Rich Kulawiec points us to the news of Dillon Beresford of NSS Labs recently discovering (and revealing) that the Siemens control systems targeted by Stuxnet have massive security holes
, including a hardcoded username/password combo
("basisk" for both, in case you were wondering). As Kulawiec noted:
We have been treated, over the past few years, to an increasing chorus of hysteria and hype about "cyberwar". Some of that has come from governments eager to justify their increasing invasion of citizen privacy. Some of that has come from government contractors, eager to score more $100M do-nothing contracts. And since Stuxnet has come to light, it's been held up repeatedly as an example of the extreme cleverness of attackers.
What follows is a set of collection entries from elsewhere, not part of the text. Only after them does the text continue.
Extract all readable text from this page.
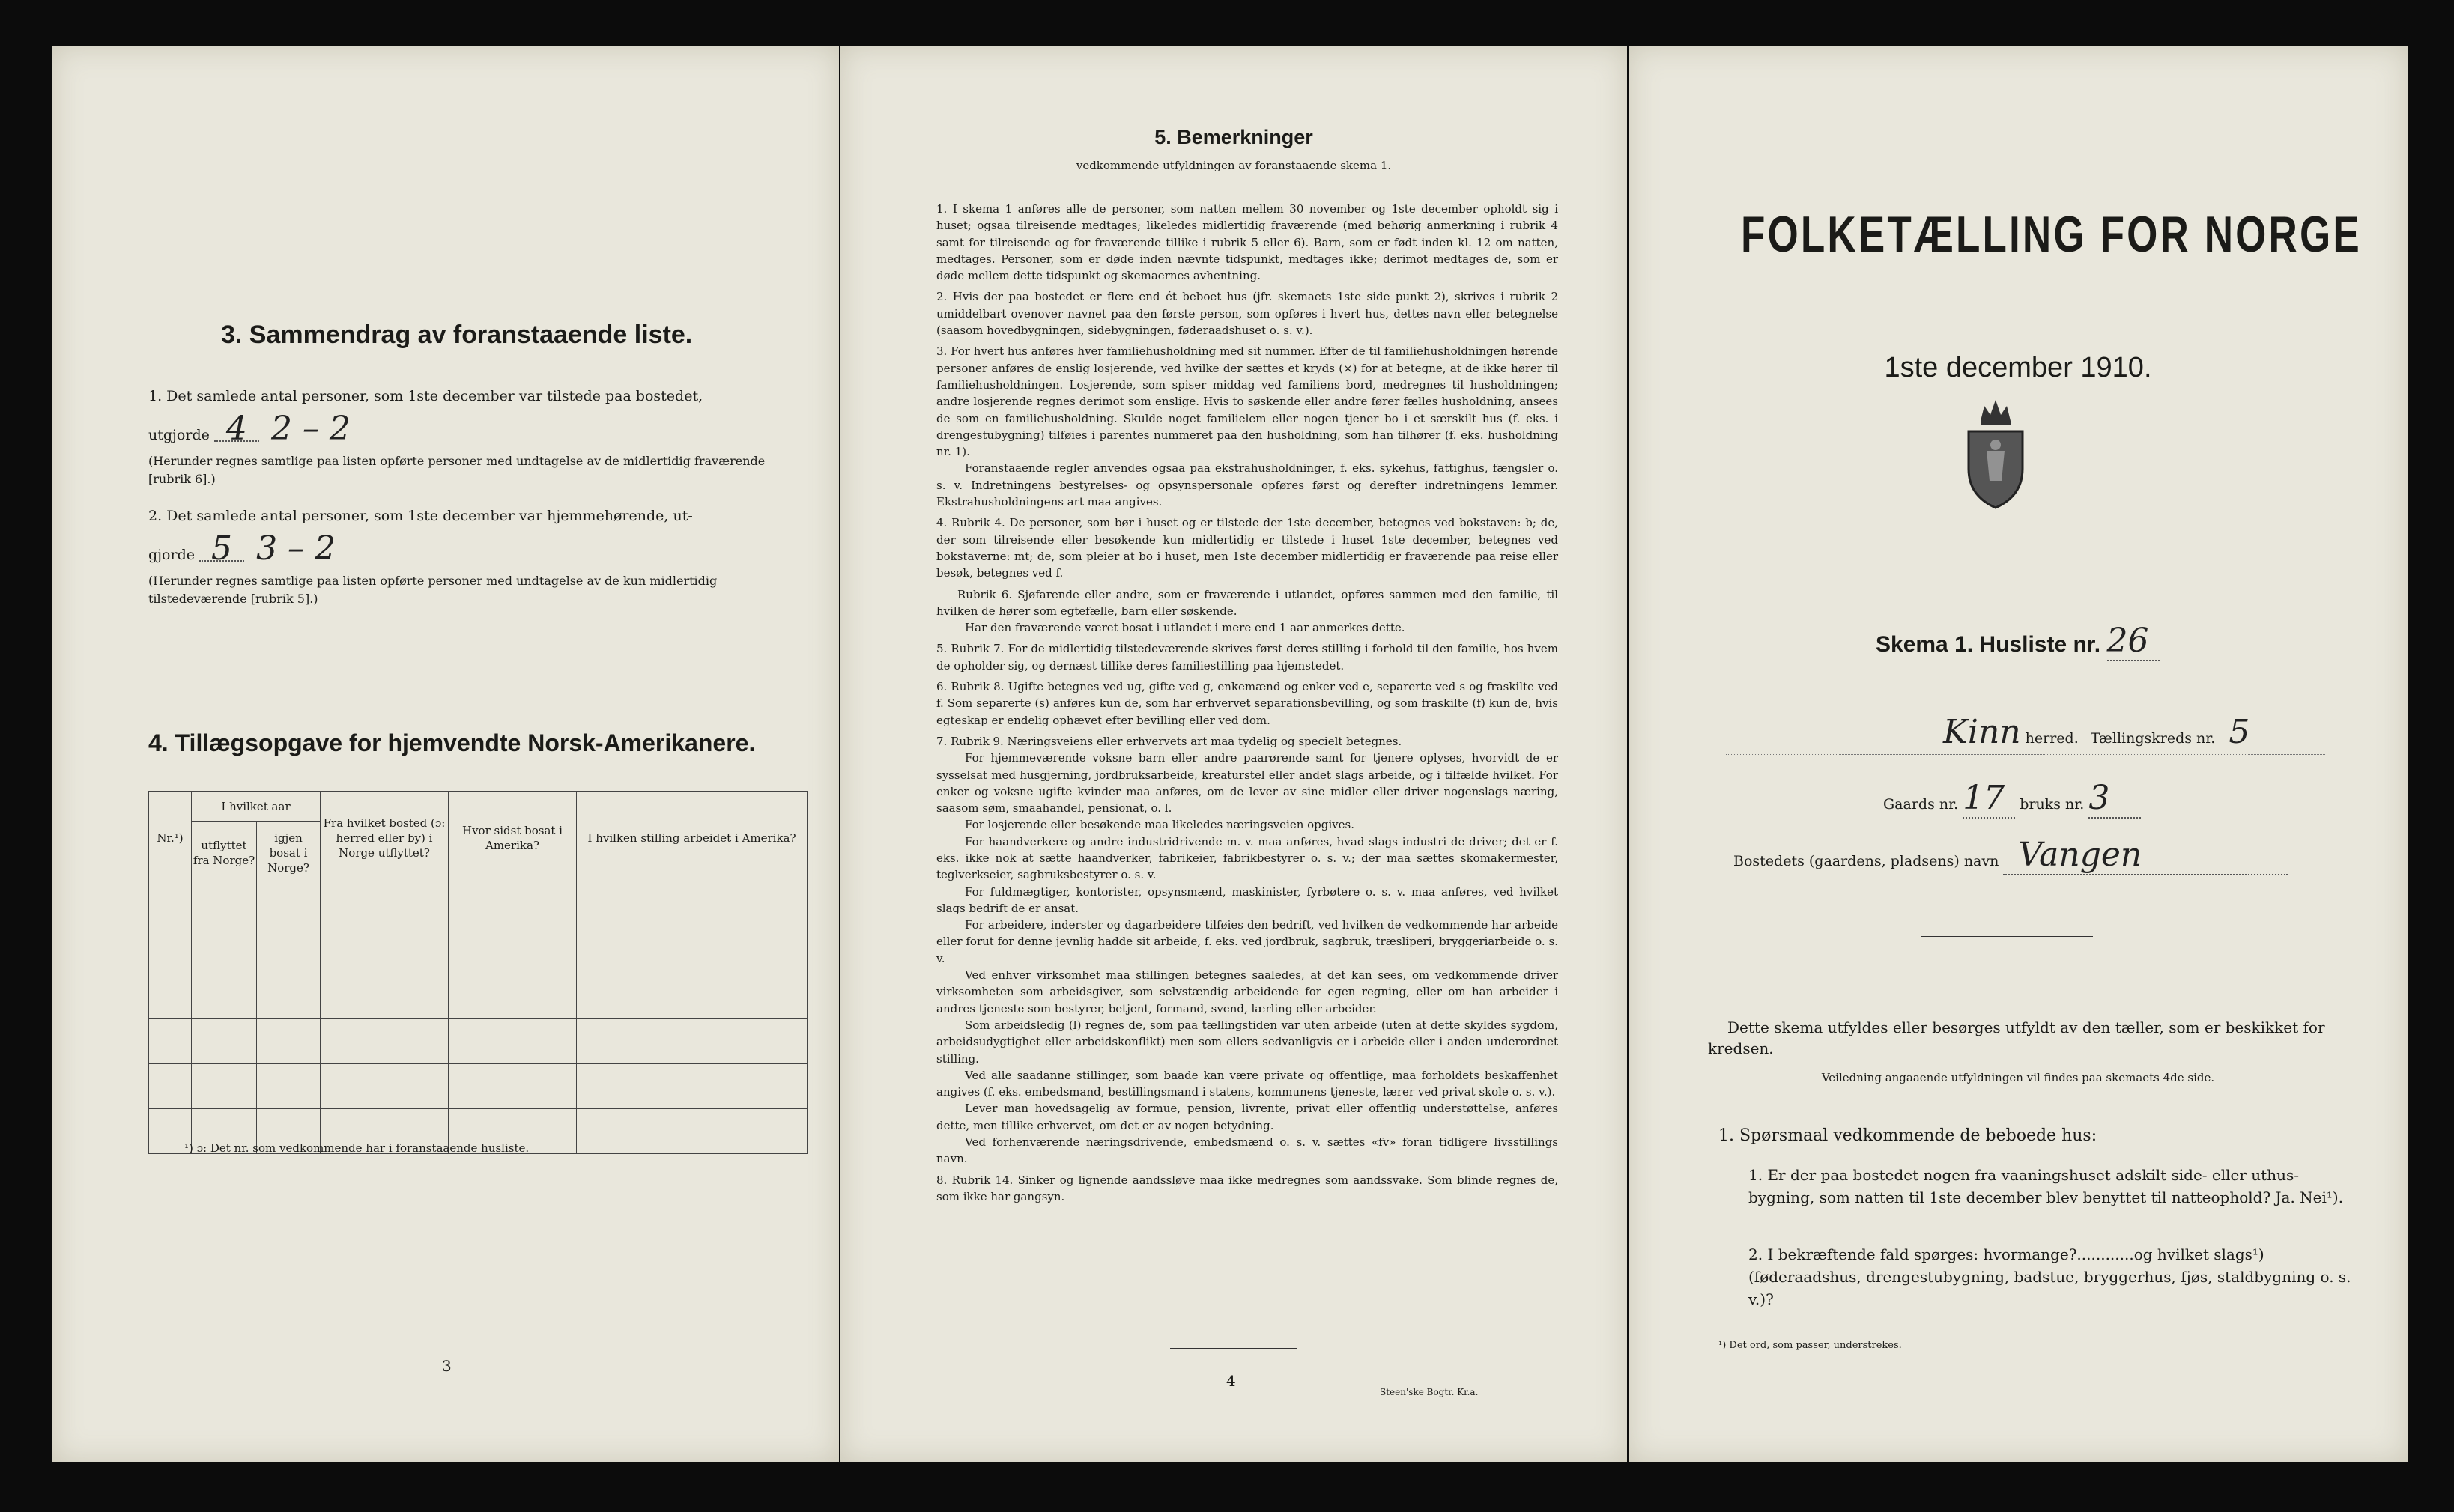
3. Sammendrag av foranstaaende liste.
1. Det samlede antal personer, som 1ste december var tilstede paa bostedet,
utgjorde 4 2 – 2
(Herunder regnes samtlige paa listen opførte personer med undtagelse av de midlertidig fraværende [rubrik 6].)
2. Det samlede antal personer, som 1ste december var hjemmehørende, ut-
gjorde 5 3 – 2
(Herunder regnes samtlige paa listen opførte personer med undtagelse av de kun midlertidig tilstedeværende [rubrik 5].)
4. Tillægsopgave for hjemvendte Norsk-Amerikanere.
Nr.¹)	I hvilket aar		Fra hvilket bosted (ɔ: herred eller by) i Norge utflyttet?	Hvor sidst bosat i Amerika?	I hvilken stilling arbeidet i Amerika?
	utflyttet fra Norge?	igjen bosat i Norge?			

¹) ɔ: Det nr. som vedkommende har i foranstaaende husliste.
3
5. Bemerkninger
vedkommende utfyldningen av foranstaaende skema 1.
1. I skema 1 anføres alle de personer, som natten mellem 30 november og 1ste december opholdt sig i huset; ogsaa tilreisende medtages; likeledes midlertidig fraværende (med behørig anmerkning i rubrik 4 samt for tilreisende og for fraværende tillike i rubrik 5 eller 6). Barn, som er født inden kl. 12 om natten, medtages. Personer, som er døde inden nævnte tidspunkt, medtages ikke; derimot medtages de, som er døde mellem dette tidspunkt og skemaernes avhentning.
2. Hvis der paa bostedet er flere end ét beboet hus (jfr. skemaets 1ste side punkt 2), skrives i rubrik 2 umiddelbart ovenover navnet paa den første person, som opføres i hvert hus, dettes navn eller betegnelse (saasom hovedbygningen, sidebygningen, føderaadshuset o. s. v.).
3. For hvert hus anføres hver familiehusholdning med sit nummer. Efter de til familiehusholdningen hørende personer anføres de enslig losjerende, ved hvilke der sættes et kryds (×) for at betegne, at de ikke hører til familiehusholdningen. Losjerende, som spiser middag ved familiens bord, medregnes til husholdningen; andre losjerende regnes derimot som enslige. Hvis to søskende eller andre fører fælles husholdning, ansees de som en familiehusholdning. Skulde noget familielem eller nogen tjener bo i et særskilt hus (f. eks. i drengestubygning) tilføies i parentes nummeret paa den husholdning, som han tilhører (f. eks. husholdning nr. 1).
Foranstaaende regler anvendes ogsaa paa ekstrahusholdninger, f. eks. sykehus, fattighus, fængsler o. s. v. Indretningens bestyrelses- og opsynspersonale opføres først og derefter indretningens lemmer. Ekstrahusholdningens art maa angives.
4. Rubrik 4. De personer, som bør i huset og er tilstede der 1ste december, betegnes ved bokstaven: b; de, der som tilreisende eller besøkende kun midlertidig er tilstede i huset 1ste december, betegnes ved bokstaverne: mt; de, som pleier at bo i huset, men 1ste december midlertidig er fraværende paa reise eller besøk, betegnes ved f.
Rubrik 6. Sjøfarende eller andre, som er fraværende i utlandet, opføres sammen med den familie, til hvilken de hører som egtefælle, barn eller søskende.
Har den fraværende været bosat i utlandet i mere end 1 aar anmerkes dette.
5. Rubrik 7. For de midlertidig tilstedeværende skrives først deres stilling i forhold til den familie, hos hvem de opholder sig, og dernæst tillike deres familiestilling paa hjemstedet.
6. Rubrik 8. Ugifte betegnes ved ug, gifte ved g, enkemænd og enker ved e, separerte ved s og fraskilte ved f. Som separerte (s) anføres kun de, som har erhvervet separationsbevilling, og som fraskilte (f) kun de, hvis egteskap er endelig ophævet efter bevilling eller ved dom.
7. Rubrik 9. Næringsveiens eller erhvervets art maa tydelig og specielt betegnes.
For hjemmeværende voksne barn eller andre paarørende samt for tjenere oplyses, hvorvidt de er sysselsat med husgjerning, jordbruksarbeide, kreaturstel eller andet slags arbeide, og i tilfælde hvilket. For enker og voksne ugifte kvinder maa anføres, om de lever av sine midler eller driver nogenslags næring, saasom søm, smaahandel, pensionat, o. l.
For losjerende eller besøkende maa likeledes næringsveien opgives.
For haandverkere og andre industridrivende m. v. maa anføres, hvad slags industri de driver; det er f. eks. ikke nok at sætte haandverker, fabrikeier, fabrikbestyrer o. s. v.; der maa sættes skomakermester, teglverkseier, sagbruksbestyrer o. s. v.
For fuldmægtiger, kontorister, opsynsmænd, maskinister, fyrbøtere o. s. v. maa anføres, ved hvilket slags bedrift de er ansat.
For arbeidere, inderster og dagarbeidere tilføies den bedrift, ved hvilken de vedkommende har arbeide eller forut for denne jevnlig hadde sit arbeide, f. eks. ved jordbruk, sagbruk, træsliperi, bryggeriarbeide o. s. v.
Ved enhver virksomhet maa stillingen betegnes saaledes, at det kan sees, om vedkommende driver virksomheten som arbeidsgiver, som selvstændig arbeidende for egen regning, eller om han arbeider i andres tjeneste som bestyrer, betjent, formand, svend, lærling eller arbeider.
Som arbeidsledig (l) regnes de, som paa tællingstiden var uten arbeide (uten at dette skyldes sygdom, arbeidsudygtighet eller arbeidskonflikt) men som ellers sedvanligvis er i arbeide eller i anden underordnet stilling.
Ved alle saadanne stillinger, som baade kan være private og offentlige, maa forholdets beskaffenhet angives (f. eks. embedsmand, bestillingsmand i statens, kommunens tjeneste, lærer ved privat skole o. s. v.).
Lever man hovedsagelig av formue, pension, livrente, privat eller offentlig understøttelse, anføres dette, men tillike erhvervet, om det er av nogen betydning.
Ved forhenværende næringsdrivende, embedsmænd o. s. v. sættes «fv» foran tidligere livsstillings navn.
8. Rubrik 14. Sinker og lignende aandssløve maa ikke medregnes som aandssvake. Som blinde regnes de, som ikke har gangsyn.
4
Steen'ske Bogtr. Kr.a.
FOLKETÆLLING FOR NORGE
1ste december 1910.
Skema 1. Husliste nr. 26
Kinn herred. Tællingskreds nr. 5
Gaards nr. 17 bruks nr. 3
Bostedets (gaardens, pladsens) navn Vangen
Dette skema utfyldes eller besørges utfyldt av den tæller, som er beskikket for kredsen.
Veiledning angaaende utfyldningen vil findes paa skemaets 4de side.
1. Spørsmaal vedkommende de beboede hus:
1. Er der paa bostedet nogen fra vaaningshuset adskilt side- eller uthus-bygning, som natten til 1ste december blev benyttet til natteophold? Ja. Nei¹).
2. I bekræftende fald spørges: hvormange?............og hvilket slags¹) (føderaadshus, drengestubygning, badstue, bryggerhus, fjøs, staldbygning o. s. v.)?
¹) Det ord, som passer, understrekes.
But while Stuxnet is pretty darn clever, that's not the real problem. The real problem is that the incompetent morons at Siemens allowed this piece of crap to get out the door and into production environments. Thus the storyline isn't so much about the devious and subtle craft of Stuxnet's creators, as it is about the jaw-dropping negligence of Siemens: how could their QA miss this? How could they allow such a rudimentary, obvious mistake to pass?
We don't need to spend billions (or trillions) on elaborate cyberwar initiatives. We need to stop making fundamental mistakes. We need to stop doing the stupid things that we KNOW are stupid.
But that kind of stuff isn't quite as sexy as declaring "cyberwar" and asking for billions of dollars from the government.